Este tipo de hallazgos pone presión inmediata sobre fabricantes, importadores y marcas: consumidores preocupados, preguntas de retailers, solicitudes de evidencia, auditorías aceleradas y, en casos serios, acciones correctivas o retiros. La diferencia entre una crisis y un control ordenado suele ser una sola: si tu empresa puede demostrar controles reales, medibles y documentados.
Dulces con Arsénico: ¿Por qué pueden aparecer contaminantes como el arsénico?
Los metales pesados pueden ingresar por múltiples vías: materias primas, agua, suelos, colorantes, equipos, envases o una gestión débil de proveedores.
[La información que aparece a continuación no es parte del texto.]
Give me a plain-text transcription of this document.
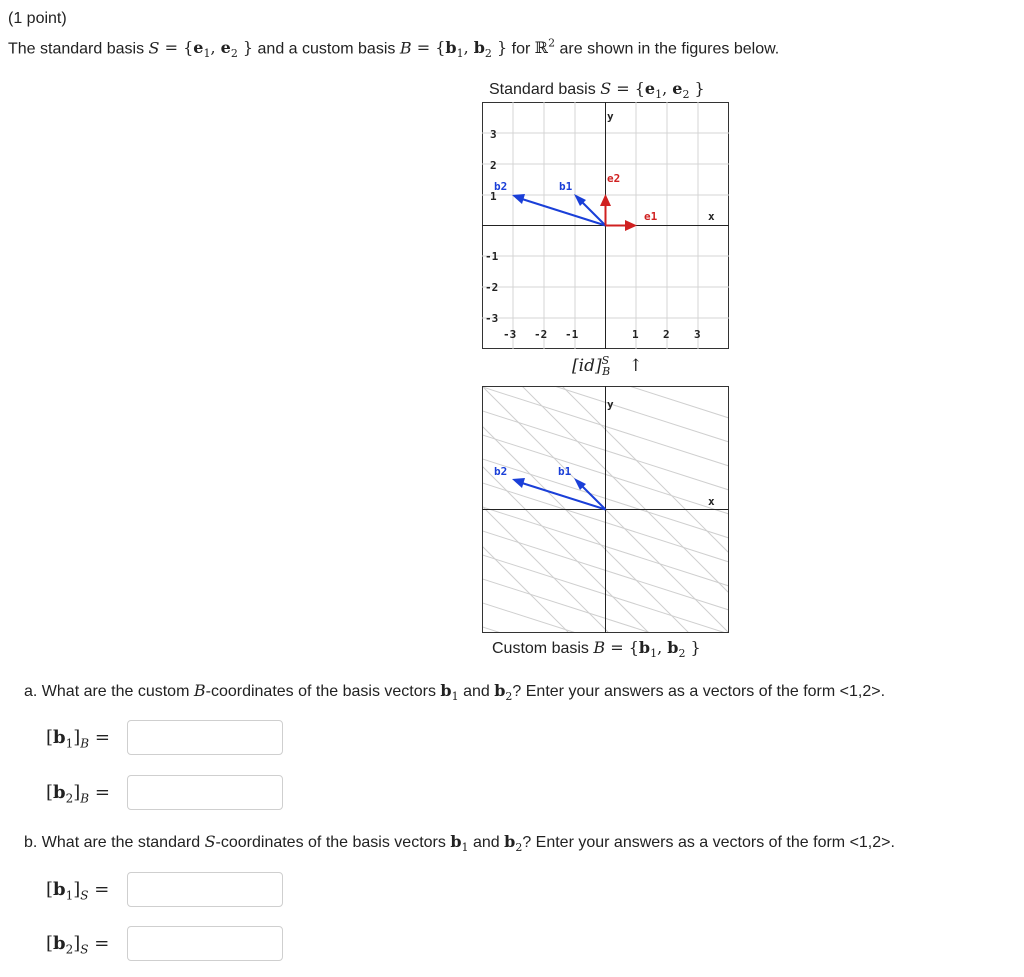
(1 point)
The standard basis $S = \{e_1$, $e_2$ } and a custom basis $B = \{b_1$, $b_2$ } for ℝ$^2$ are shown in the figures below.
Standard basis $S = \{e_1$, $e_2$ }
y
x
3
2
1
-1
-2
-3
-3 -2 -1	1 2 3
b1
b2
e1
e2
[id]$^S_B$ ↑
y
x
b1
b2
Custom basis $B = \{b_1$, $b_2$ }
a. What are the custom B-coordinates of the basis vectors $b_1$ and $b_2$? Enter your answers as a vectors of the form <1,2>.
$[b_1]_B$ =
$[b_2]_B$ =
b. What are the standard S-coordinates of the basis vectors $b_1$ and $b_2$? Enter your answers as a vectors of the form <1,2>.
$[b_1]_S$ =
$[b_2]_S$ =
El riesgo aumenta cuando no existe un sistema robusto que evalúe la cadena completa: desde el origen del ingrediente hasta el producto terminado.
- Selección y evaluación de proveedores con criterios de inocuidad (no solo precio y disponibilidad).
- Controles sobre materias primas “sensibles” y componentes con historial de variabilidad.
- Verificación del proceso (puntos críticos, desviaciones, re-procesos, limpieza, segregación).
- Monitoreo y verificación (incluyendo pruebas cuando corresponde).